Reviewed by Keith Mbuya for Readers' Favorite

When Georgia Thayer, a medical social worker in Columbia, South Carolina, urges her sixteen-year-old foster daughter, Tessa, to attend a nighttime party hosted by her classmate, she has no idea how much trouble awaits the kids. Working the night shift, Georgia is shocked when Sara Clark, a girl from the party, is rushed into the emergency department at her hospital in critical condition. According to Fletcher Hawthorne, the father of the party’s host and a candidate for the office of the state attorney general, Sara had been hit by a car driven by his son’s friend. Both Hawthorne’s son and the friend, like almost everyone else at the party, were barely sober during the accident, thanks to an abundant supply of drugs. It turns out Hawthorne was hiding the truth about the accident to protect his candidacy. He has no idea that someone else, a kid dubbed the weird girl, knows the whole of it. How long will the truth stay hidden? And the drugs at the party might be the start of a fentanyl crisis. Will the town survive it? Find out in The Weird Girl by Carla Damron.
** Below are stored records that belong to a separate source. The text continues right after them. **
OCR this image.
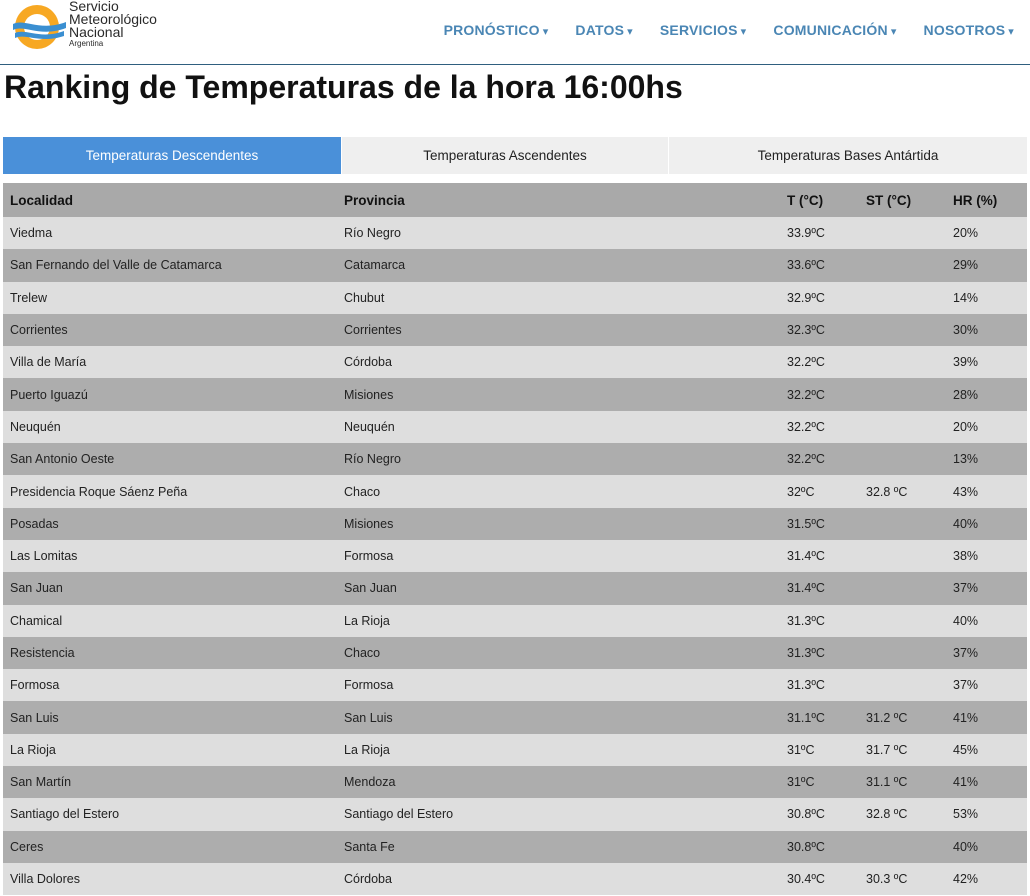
Servicio
Meteorológico
Nacional
Argentina
PRONÓSTICO ▾ DATOS ▾ SERVICIOS ▾ COMUNICACIÓN ▾ NOSOTROS ▾
Ranking de Temperaturas de la hora 16:00hs
Temperaturas Descendentes	Temperaturas Ascendentes	Temperaturas Bases Antártida
Localidad	Provincia	T (°C)	ST (°C)	HR (%)
Viedma	Río Negro	33.9ºC		20%
San Fernando del Valle de Catamarca	Catamarca	33.6ºC		29%
Trelew	Chubut	32.9ºC		14%
Corrientes	Corrientes	32.3ºC		30%
Villa de María	Córdoba	32.2ºC		39%
Puerto Iguazú	Misiones	32.2ºC		28%
Neuquén	Neuquén	32.2ºC		20%
San Antonio Oeste	Río Negro	32.2ºC		13%
Presidencia Roque Sáenz Peña	Chaco	32ºC	32.8 ºC	43%
Posadas	Misiones	31.5ºC		40%
Las Lomitas	Formosa	31.4ºC		38%
San Juan	San Juan	31.4ºC		37%
Chamical	La Rioja	31.3ºC		40%
Resistencia	Chaco	31.3ºC		37%
Formosa	Formosa	31.3ºC		37%
San Luis	San Luis	31.1ºC	31.2 ºC	41%
La Rioja	La Rioja	31ºC	31.7 ºC	45%
San Martín	Mendoza	31ºC	31.1 ºC	41%
Santiago del Estero	Santiago del Estero	30.8ºC	32.8 ºC	53%
Ceres	Santa Fe	30.8ºC		40%
Villa Dolores	Córdoba	30.4ºC	30.3 ºC	42%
If you are looking for a psychological thriller novel flavored with drama, crime, gritty realism, suspense, and a touch of romance, The Weird Girl by Carla Damron is a great pick. Damron immersed me in the characters’ troubled worlds with deliberate prose and vivid imagery. It felt like I was right there in Columbia next to the characters, watching and experiencing every moment unfold. Damron captures the domestic challenges parents face with their children, the harsh social dynamics teenagers have to navigate, and the struggles of society dealing with addiction and drug trafficking with laudable clarity. I was shocked by Lily Grace’s naivety and felt sorry for her with all the bullying she endured at school. The author shows the damage that overprotection can cause to a child. As I followed Georgia and Tessa putting up a fight against the social services case worker to stay together, I understood what it feels like to be in the foster care system, and to live knowing one person can either ruin or make your life better.